Las obras de buena literatura son mucho más que una moda. Son comentario y crítica social profunda, en vez de arengas políticas simplificadas y reduccionistas. Son un intento de comunicar las verdades individuales y colectivas más incómodas, más dolorosas, más difíciles. En ese sentido, la buena literatura seguirá siendo sagrada. En el sentido de que esos libros tratan de decir lo que difícilmente puede ser dicho; lo que no se comunica con un simple eslogan, lo que no es blanco ni negro, derecha ni izquierda. Lo que necesita de la cadencia de un poema o de la historia de toda una vida para poder arañar más allá de la superficie hasta tocar un fondo de verdad.
La humanidad hoy escribe más de lo que puede leer. En economía eso se llama sobreoferta. Hay tantos libros que se los valora menos. Hay tantos libros que son casi desechables. Hay tantos libros que bucear entre ellos hasta encontrar uno que perdure es cada vez más difícil.

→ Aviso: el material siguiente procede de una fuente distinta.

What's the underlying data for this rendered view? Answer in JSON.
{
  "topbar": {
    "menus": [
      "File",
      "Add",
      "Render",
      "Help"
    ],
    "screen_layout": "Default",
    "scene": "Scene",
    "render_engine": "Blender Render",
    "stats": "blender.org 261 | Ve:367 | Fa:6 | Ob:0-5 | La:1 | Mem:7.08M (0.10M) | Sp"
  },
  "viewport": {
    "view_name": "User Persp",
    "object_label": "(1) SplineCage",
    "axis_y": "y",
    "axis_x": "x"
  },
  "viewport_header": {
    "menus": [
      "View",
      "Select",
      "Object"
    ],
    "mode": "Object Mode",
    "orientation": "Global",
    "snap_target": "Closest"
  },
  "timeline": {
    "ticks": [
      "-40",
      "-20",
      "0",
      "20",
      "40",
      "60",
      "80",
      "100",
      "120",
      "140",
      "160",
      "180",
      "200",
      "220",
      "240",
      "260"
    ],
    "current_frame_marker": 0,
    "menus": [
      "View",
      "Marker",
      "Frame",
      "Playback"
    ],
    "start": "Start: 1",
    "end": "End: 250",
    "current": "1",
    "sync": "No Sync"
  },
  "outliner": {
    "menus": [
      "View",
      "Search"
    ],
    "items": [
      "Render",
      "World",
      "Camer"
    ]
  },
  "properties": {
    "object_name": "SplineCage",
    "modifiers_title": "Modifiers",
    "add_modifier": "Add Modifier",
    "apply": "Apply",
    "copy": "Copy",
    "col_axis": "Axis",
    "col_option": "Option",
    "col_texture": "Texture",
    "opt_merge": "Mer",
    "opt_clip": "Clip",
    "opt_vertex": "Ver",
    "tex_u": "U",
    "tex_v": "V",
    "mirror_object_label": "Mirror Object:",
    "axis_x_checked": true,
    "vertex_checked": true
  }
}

Sin embargo, eso no significa que no existan, que hoy no se estén escribiendo los clásicos de mañana ni que ya no haya autores que aspiren a hacer gran literatura y cuyos textos sean sagrados para un pequeño grupo de lectores. Esos son los libros a los que volvemos una y otra vez: los clásicos y los contemporáneos escritos en esa misma tradición. Esos son los libros que se leen en silencio, en solitaria quietud. Esos son los libros que nos cambian y nos conmueven, como nunca hará ninguna feria, por buena que sea.